Under Garvey’s leadership, the district developed standards for each grade and eventually updated not only what was being taught but how, instituting the “personalized learning” approach.
“We now focus on teaching at the student’s ability level, ensuring continuous progress,” Garvey said. “We focus on that progress and not on an arbitrary state-selected test given one day a year.”
Johnson Creek’s new teaching methods have brought in visitors from around the state and beyond, and have been used in educational research being done by the University of Wisconsin-Madison.
Meanwhile, the district adopted new assessments which help teachers measure their own work and hone their own skills as educators.
Highlights and lowlights
Garvey’s career at Johnson Creek has been full of highlights, and the district also has had to weather some crises during his time.
The passage of the first building referendum in five separate tries came under his watch. A few years later, with the high school/middle school domes in operation and drawing attention nationwide, the elementary school referendum passed on its first try — just as the world entered a pandemic, no less.
During Garvey’s tenure, the district has survived a roof collapse in 2007, the elementary fire in 2014, and the ongoing pandemic — with comparatively minimal interruptions to student learning.
“It has been a team effort,” Garvey said in his letter to staffers last week. “The work of not only us, but of community members supporting our schools, made these possible.”
He specially commended the “For Our Kids” campaign for helping to bring about the new facilities, and the Johnson Creek Education Foundation for providing grants and scholarships, as well as the One Team, One Dream effort which found a new way to provide top-quality athletic facilities without spending top dollar.
“After 16 years, I will leave the position knowing that we accomplished what we set out to do,” Garvey said.
He commended the district’s administrative team as incredible leaders and staff members for all bringing something to the table for the collective good.

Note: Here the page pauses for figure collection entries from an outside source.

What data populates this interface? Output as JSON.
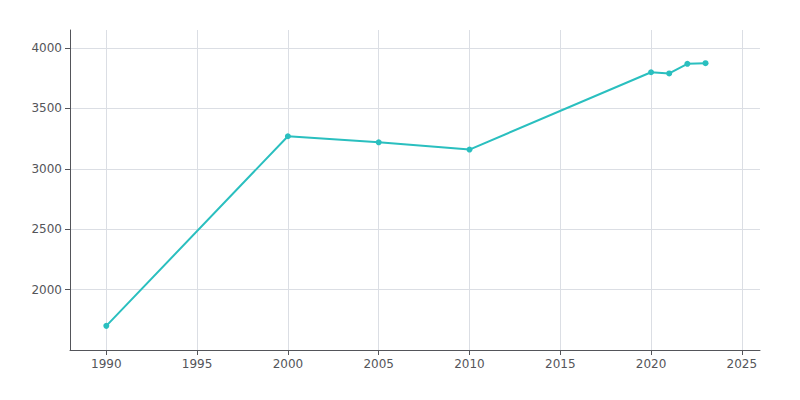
{
  "chart_data": {
    "type": "line",
    "x": [
      1990,
      2000,
      2005,
      2010,
      2020,
      2021,
      2022,
      2023
    ],
    "values": [
      1700,
      3270,
      3220,
      3160,
      3800,
      3790,
      3870,
      3875
    ],
    "color": "#2abfbf",
    "marker": "circle",
    "xlim": [
      1988,
      2026
    ],
    "ylim": [
      1500,
      4150
    ],
    "xticks": [
      1990,
      1995,
      2000,
      2005,
      2010,
      2015,
      2020,
      2025
    ],
    "yticks": [
      2000,
      2500,
      3000,
      3500,
      4000
    ],
    "grid": true
  }
}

As he looks forward to retirement at the end of the 2021-22 school year, Garvey says he is eager to enjoy more family time, but he plans to continue to serve the community in new ways in years to come.
A big impact
C. J. O’Neil, a Johnson Creek school staff member starting in 1979, and school board member from 2010-19, commended Garvey for his contributions to the district.

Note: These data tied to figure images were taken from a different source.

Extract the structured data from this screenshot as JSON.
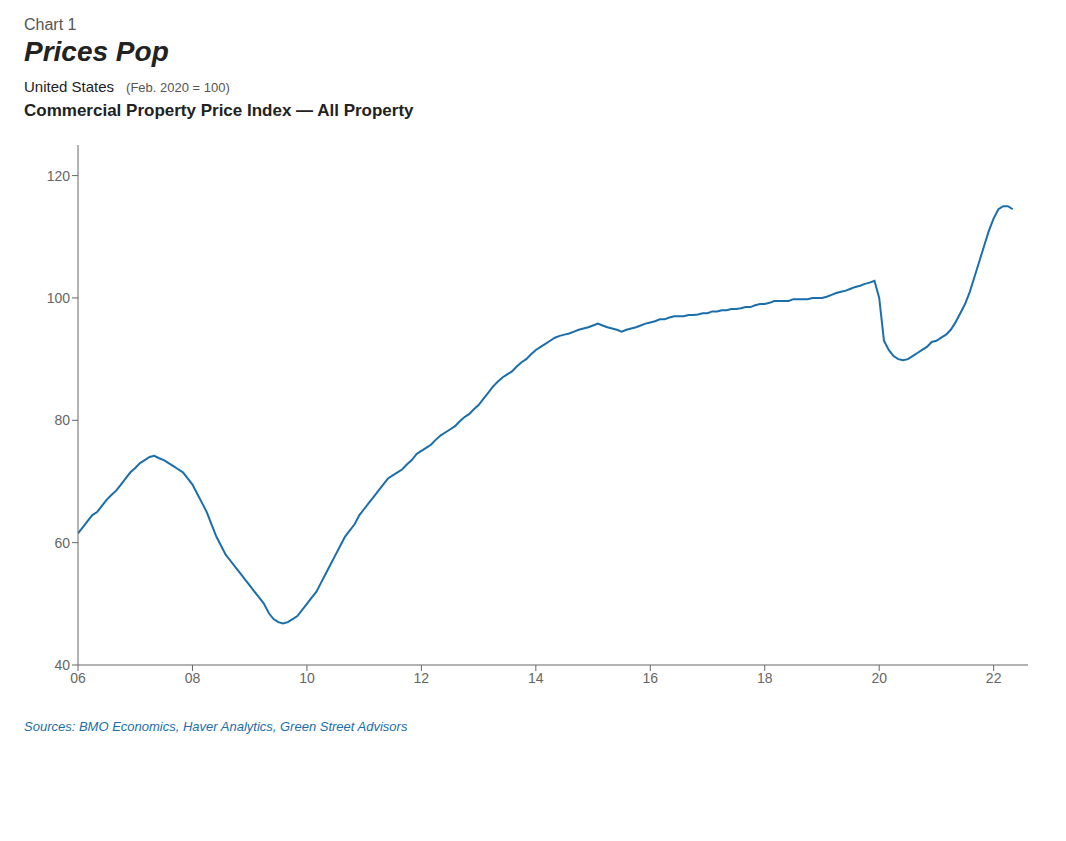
{
  "chart_data": {
    "type": "line",
    "header": "Chart 1",
    "title": "Prices Pop",
    "subtitle": "United States",
    "subtitle_note": "(Feb. 2020 = 100)",
    "chart_title": "Commercial Property Price Index — All Property",
    "source": "Sources: BMO Economics, Haver Analytics, Green Street Advisors",
    "color": "#1a6eab",
    "grid": false,
    "xlim": [
      2006,
      2022.6
    ],
    "ylim": [
      40,
      125
    ],
    "yticks": [
      40,
      60,
      80,
      100,
      120
    ],
    "xticks": [
      {
        "value": 2006,
        "label": "06"
      },
      {
        "value": 2008,
        "label": "08"
      },
      {
        "value": 2010,
        "label": "10"
      },
      {
        "value": 2012,
        "label": "12"
      },
      {
        "value": 2014,
        "label": "14"
      },
      {
        "value": 2016,
        "label": "16"
      },
      {
        "value": 2018,
        "label": "18"
      },
      {
        "value": 2020,
        "label": "20"
      },
      {
        "value": 2022,
        "label": "22"
      }
    ],
    "x": [
      2006.0,
      2006.083,
      2006.167,
      2006.25,
      2006.333,
      2006.417,
      2006.5,
      2006.583,
      2006.667,
      2006.75,
      2006.833,
      2006.917,
      2007.0,
      2007.083,
      2007.167,
      2007.25,
      2007.333,
      2007.417,
      2007.5,
      2007.583,
      2007.667,
      2007.75,
      2007.833,
      2007.917,
      2008.0,
      2008.083,
      2008.167,
      2008.25,
      2008.333,
      2008.417,
      2008.5,
      2008.583,
      2008.667,
      2008.75,
      2008.833,
      2008.917,
      2009.0,
      2009.083,
      2009.167,
      2009.25,
      2009.333,
      2009.417,
      2009.5,
      2009.583,
      2009.667,
      2009.75,
      2009.833,
      2009.917,
      2010.0,
      2010.083,
      2010.167,
      2010.25,
      2010.333,
      2010.417,
      2010.5,
      2010.583,
      2010.667,
      2010.75,
      2010.833,
      2010.917,
      2011.0,
      2011.083,
      2011.167,
      2011.25,
      2011.333,
      2011.417,
      2011.5,
      2011.583,
      2011.667,
      2011.75,
      2011.833,
      2011.917,
      2012.0,
      2012.083,
      2012.167,
      2012.25,
      2012.333,
      2012.417,
      2012.5,
      2012.583,
      2012.667,
      2012.75,
      2012.833,
      2012.917,
      2013.0,
      2013.083,
      2013.167,
      2013.25,
      2013.333,
      2013.417,
      2013.5,
      2013.583,
      2013.667,
      2013.75,
      2013.833,
      2013.917,
      2014.0,
      2014.083,
      2014.167,
      2014.25,
      2014.333,
      2014.417,
      2014.5,
      2014.583,
      2014.667,
      2014.75,
      2014.833,
      2014.917,
      2015.0,
      2015.083,
      2015.167,
      2015.25,
      2015.333,
      2015.417,
      2015.5,
      2015.583,
      2015.667,
      2015.75,
      2015.833,
      2015.917,
      2016.0,
      2016.083,
      2016.167,
      2016.25,
      2016.333,
      2016.417,
      2016.5,
      2016.583,
      2016.667,
      2016.75,
      2016.833,
      2016.917,
      2017.0,
      2017.083,
      2017.167,
      2017.25,
      2017.333,
      2017.417,
      2017.5,
      2017.583,
      2017.667,
      2017.75,
      2017.833,
      2017.917,
      2018.0,
      2018.083,
      2018.167,
      2018.25,
      2018.333,
      2018.417,
      2018.5,
      2018.583,
      2018.667,
      2018.75,
      2018.833,
      2018.917,
      2019.0,
      2019.083,
      2019.167,
      2019.25,
      2019.333,
      2019.417,
      2019.5,
      2019.583,
      2019.667,
      2019.75,
      2019.833,
      2019.917,
      2020.0,
      2020.083,
      2020.167,
      2020.25,
      2020.333,
      2020.417,
      2020.5,
      2020.583,
      2020.667,
      2020.75,
      2020.833,
      2020.917,
      2021.0,
      2021.083,
      2021.167,
      2021.25,
      2021.333,
      2021.417,
      2021.5,
      2021.583,
      2021.667,
      2021.75,
      2021.833,
      2021.917,
      2022.0,
      2022.083,
      2022.167,
      2022.25,
      2022.333
    ],
    "values": [
      61.5,
      62.5,
      63.5,
      64.5,
      65.0,
      66.0,
      67.0,
      67.8,
      68.5,
      69.5,
      70.5,
      71.5,
      72.2,
      73.0,
      73.5,
      74.0,
      74.2,
      73.8,
      73.5,
      73.0,
      72.5,
      72.0,
      71.5,
      70.5,
      69.5,
      68.0,
      66.5,
      65.0,
      63.0,
      61.0,
      59.5,
      58.0,
      57.0,
      56.0,
      55.0,
      54.0,
      53.0,
      52.0,
      51.0,
      50.0,
      48.5,
      47.5,
      47.0,
      46.8,
      47.0,
      47.5,
      48.0,
      49.0,
      50.0,
      51.0,
      52.0,
      53.5,
      55.0,
      56.5,
      58.0,
      59.5,
      61.0,
      62.0,
      63.0,
      64.5,
      65.5,
      66.5,
      67.5,
      68.5,
      69.5,
      70.5,
      71.0,
      71.5,
      72.0,
      72.8,
      73.5,
      74.5,
      75.0,
      75.5,
      76.0,
      76.8,
      77.5,
      78.0,
      78.5,
      79.0,
      79.8,
      80.5,
      81.0,
      81.8,
      82.5,
      83.5,
      84.5,
      85.5,
      86.3,
      87.0,
      87.5,
      88.0,
      88.8,
      89.5,
      90.0,
      90.8,
      91.5,
      92.0,
      92.5,
      93.0,
      93.5,
      93.8,
      94.0,
      94.2,
      94.5,
      94.8,
      95.0,
      95.2,
      95.5,
      95.8,
      95.5,
      95.2,
      95.0,
      94.8,
      94.5,
      94.8,
      95.0,
      95.2,
      95.5,
      95.8,
      96.0,
      96.2,
      96.5,
      96.5,
      96.8,
      97.0,
      97.0,
      97.0,
      97.2,
      97.2,
      97.3,
      97.5,
      97.5,
      97.8,
      97.8,
      98.0,
      98.0,
      98.2,
      98.2,
      98.3,
      98.5,
      98.5,
      98.8,
      99.0,
      99.0,
      99.2,
      99.5,
      99.5,
      99.5,
      99.5,
      99.8,
      99.8,
      99.8,
      99.8,
      100.0,
      100.0,
      100.0,
      100.2,
      100.5,
      100.8,
      101.0,
      101.2,
      101.5,
      101.8,
      102.0,
      102.3,
      102.5,
      102.8,
      100.0,
      93.0,
      91.5,
      90.5,
      90.0,
      89.8,
      90.0,
      90.5,
      91.0,
      91.5,
      92.0,
      92.8,
      93.0,
      93.5,
      94.0,
      94.8,
      96.0,
      97.5,
      99.0,
      101.0,
      103.5,
      106.0,
      108.5,
      111.0,
      113.0,
      114.5,
      115.0,
      115.0,
      114.5
    ]
  }
}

She noted that Garvey, the longest-serving administrator in the history of the Johnson Creek school District, brought “new, consistent, yet evolving curriculum to the district.”
Citing the personalized learning approach now in place in the Johnson Creek schools as one of his big accomplishments, O’Neil said this approach has put the school community “on the map,” bringing representatives from school districts across the state and nation to observe how Johnson Creek teachers are doing things.
Garvey also has had a positive impact on school finances in the area, she noted.
“Financially, he was able to master the math to allow the district to survive and thrive without an operating referendum during his entire tenure,” the erstwhile school board member said.
Meanwhile, she commended Garvey for bringing people into the schools from the surrounding community and beyond.
“Mike believes in the philosophy of the ‘lighted school house,’” O’Neil said, explaining that he encourages the use of school facilities by all members of the community.
The former staffer and school board member said Garvey also has made an indelible mark in terms of district facilities, overseeing the first successful building referendums in a generation and the transition to an entirely different type of campus with the distinctive “Domes” construction for the middle/high school and now the new connected elementary school.
O’Neil said Garvey’s willingness to think outside the box and his consistent efforts over many years’ time led to the new facilities which have made the Johnson Creek schools the “pride of the community.”
Additionally, the former staffer and school board member said she admired Garvey’s community involvement.
“His idea of a vacation is to go to Boy Scout camp and cook for 400 scouts,” she said.